Rhino’s John Hammer with his tally of winners and losers in the aftermath of the pending Greensboro City Council restructure, which now faces legal challenge:

One of the biggest losers is the News & Record, which came out against the plan before it was presented and has done everything in its power to stir up opposition. It fought to defeat the original Senate Bill 36, the revised plan that was part of House Bill 263 and the plan that finally passed. The plan that passed was the result of a conference committee made up of House and Senate members who revised the plan from seven districts to eight districts and added the provision that Greensboro has to have future redistricting plans approved by the General Assembly before they go into effect.

The News & Record even went so far in its opposition that it sold T-shirts opposed to the proposed restructuring plan.

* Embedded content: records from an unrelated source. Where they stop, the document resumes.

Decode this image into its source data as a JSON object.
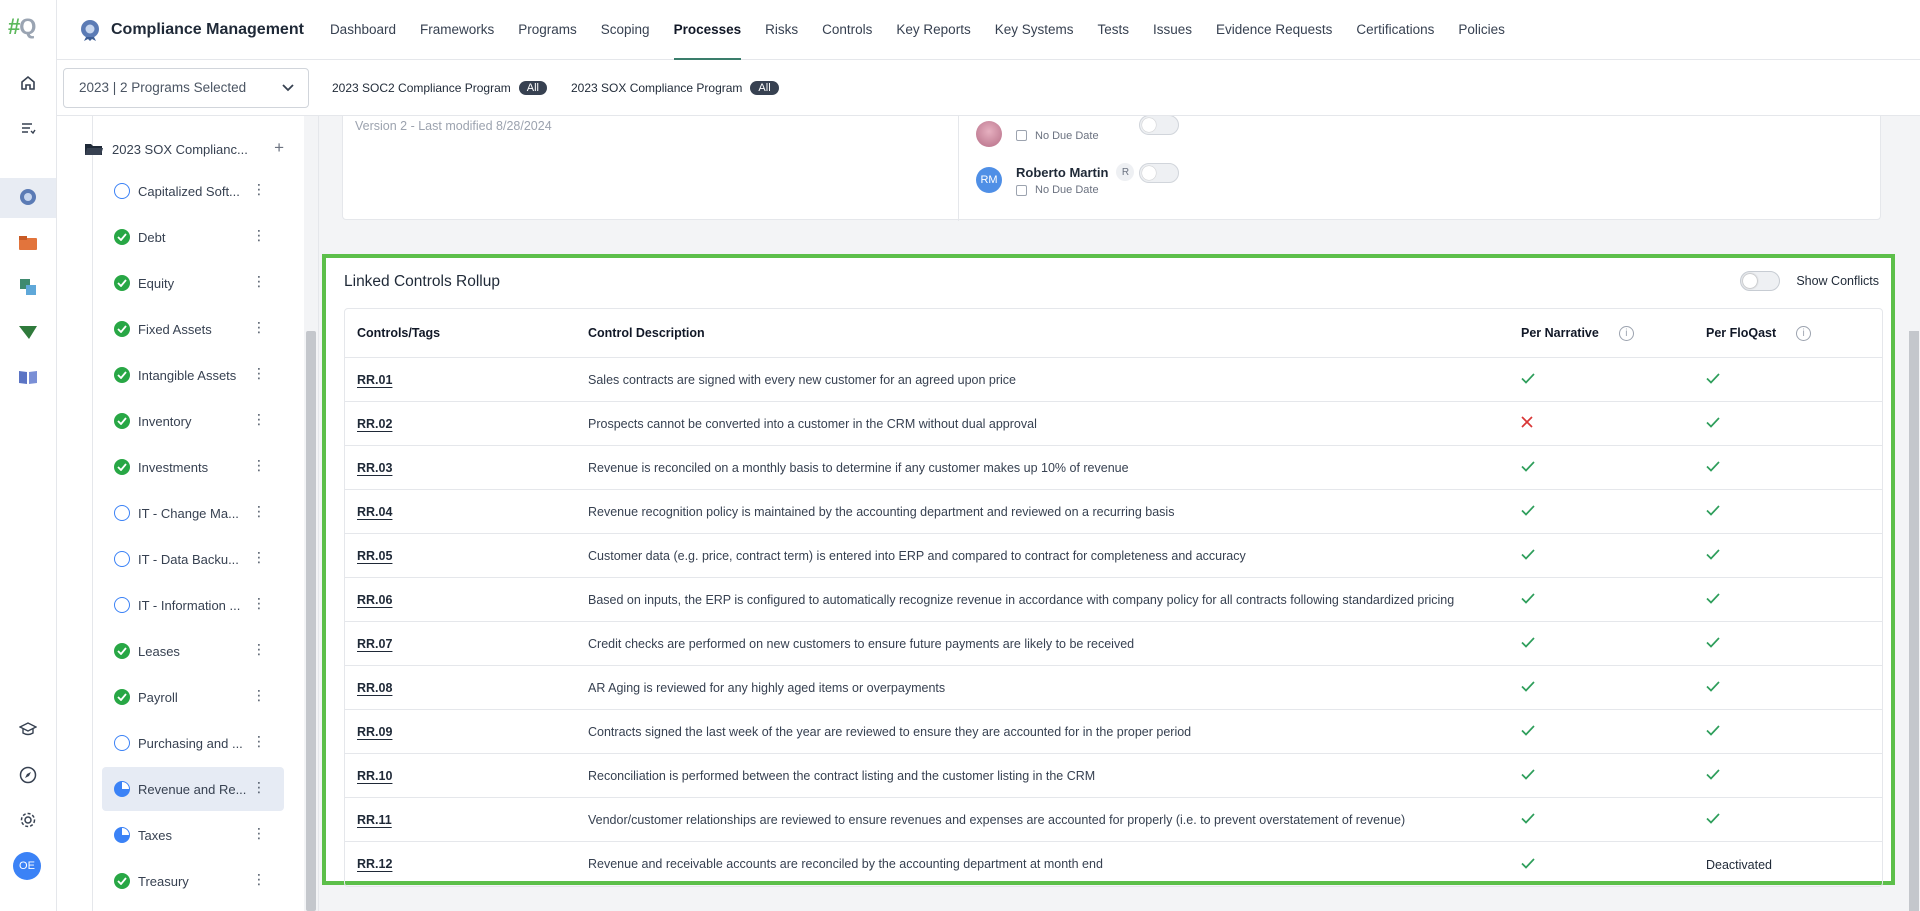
{
  "app": {
    "logo_text": "#FQ",
    "title": "Compliance Management"
  },
  "nav": [
    "Dashboard",
    "Frameworks",
    "Programs",
    "Scoping",
    "Processes",
    "Risks",
    "Controls",
    "Key Reports",
    "Key Systems",
    "Tests",
    "Issues",
    "Evidence Requests",
    "Certifications",
    "Policies"
  ],
  "nav_active": "Processes",
  "filter": {
    "program_select": "2023 | 2 Programs Selected",
    "chips": [
      {
        "label": "2023 SOC2 Compliance Program",
        "pill": "All"
      },
      {
        "label": "2023 SOX Compliance Program",
        "pill": "All"
      }
    ]
  },
  "rail": {
    "icons": [
      "home-icon",
      "list-icon",
      "shield-badge-icon",
      "folder-icon",
      "sync-icon",
      "send-icon",
      "book-icon",
      "graduation-cap-icon",
      "compass-icon",
      "gear-icon"
    ],
    "user_initials": "OE"
  },
  "tree": {
    "folder_label": "2023 SOX Complianc...",
    "items": [
      {
        "label": "Capitalized Soft...",
        "status": "todo"
      },
      {
        "label": "Debt",
        "status": "done"
      },
      {
        "label": "Equity",
        "status": "done"
      },
      {
        "label": "Fixed Assets",
        "status": "done"
      },
      {
        "label": "Intangible Assets",
        "status": "done"
      },
      {
        "label": "Inventory",
        "status": "done"
      },
      {
        "label": "Investments",
        "status": "done"
      },
      {
        "label": "IT - Change Ma...",
        "status": "todo"
      },
      {
        "label": "IT - Data Backu...",
        "status": "todo"
      },
      {
        "label": "IT - Information ...",
        "status": "todo"
      },
      {
        "label": "Leases",
        "status": "done"
      },
      {
        "label": "Payroll",
        "status": "done"
      },
      {
        "label": "Purchasing and ...",
        "status": "todo"
      },
      {
        "label": "Revenue and Re...",
        "status": "partial",
        "selected": true
      },
      {
        "label": "Taxes",
        "status": "partial"
      },
      {
        "label": "Treasury",
        "status": "done"
      }
    ]
  },
  "previous_card": {
    "version_text": "Version 2 - Last modified 8/28/2024",
    "assignees": [
      {
        "name": "",
        "initials": "",
        "due": "No Due Date"
      },
      {
        "name": "Roberto Martin",
        "initials": "RM",
        "role": "R",
        "due": "No Due Date"
      }
    ]
  },
  "rollup": {
    "title": "Linked Controls Rollup",
    "show_conflicts_label": "Show Conflicts",
    "columns": [
      "Controls/Tags",
      "Control Description",
      "Per Narrative",
      "Per FloQast"
    ],
    "rows": [
      {
        "tag": "RR.01",
        "desc": "Sales contracts are signed with every new customer for an agreed upon price",
        "narrative": "check",
        "floqast": "check"
      },
      {
        "tag": "RR.02",
        "desc": "Prospects cannot be converted into a customer in the CRM without dual approval",
        "narrative": "cross",
        "floqast": "check"
      },
      {
        "tag": "RR.03",
        "desc": "Revenue is reconciled on a monthly basis to determine if any customer makes up 10% of revenue",
        "narrative": "check",
        "floqast": "check"
      },
      {
        "tag": "RR.04",
        "desc": "Revenue recognition policy is maintained by the accounting department and reviewed on a recurring basis",
        "narrative": "check",
        "floqast": "check"
      },
      {
        "tag": "RR.05",
        "desc": "Customer data (e.g. price, contract term) is entered into ERP and compared to contract for completeness and accuracy",
        "narrative": "check",
        "floqast": "check"
      },
      {
        "tag": "RR.06",
        "desc": "Based on inputs, the ERP is configured to automatically recognize revenue in accordance with company policy for all contracts following standardized pricing",
        "narrative": "check",
        "floqast": "check"
      },
      {
        "tag": "RR.07",
        "desc": "Credit checks are performed on new customers to ensure future payments are likely to be received",
        "narrative": "check",
        "floqast": "check"
      },
      {
        "tag": "RR.08",
        "desc": "AR Aging is reviewed for any highly aged items or overpayments",
        "narrative": "check",
        "floqast": "check"
      },
      {
        "tag": "RR.09",
        "desc": "Contracts signed the last week of the year are reviewed to ensure they are accounted for in the proper period",
        "narrative": "check",
        "floqast": "check"
      },
      {
        "tag": "RR.10",
        "desc": "Reconciliation is performed between the contract listing and the customer listing in the CRM",
        "narrative": "check",
        "floqast": "check"
      },
      {
        "tag": "RR.11",
        "desc": "Vendor/customer relationships are reviewed to ensure revenues and expenses are accounted for properly (i.e. to prevent overstatement of revenue)",
        "narrative": "check",
        "floqast": "check"
      },
      {
        "tag": "RR.12",
        "desc": "Revenue and receivable accounts are reconciled by the accounting department at month end",
        "narrative": "check",
        "floqast": "Deactivated"
      }
    ]
  },
  "colors": {
    "check": "#2e9e5b",
    "cross": "#d93636",
    "highlight_border": "#5cbf4a",
    "status_done": "#28a745",
    "status_todo": "#3b82f6"
  }
}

So much of the opposition by the News & Record was about state Sen. Trudy Wade and not about the merits or flaws of the plan. It damaged the popularity of the paper. Objecting to a proposed statute is par for the course, but the virulent attacks on Wade seemed to many to be over the top.

Hammer also counts Mayor Nancy Vaughan as a loser, considering that Vaughan “took opposing the bill on as a personal cause and lost.”

That’s evident from Vaughan’s fiery speech during last night’s public hearing, after which the council voted 8-1 —-with District 5 representative Tony Wilkins casting the lone ‘no’ vote —to pursue the legal challenge.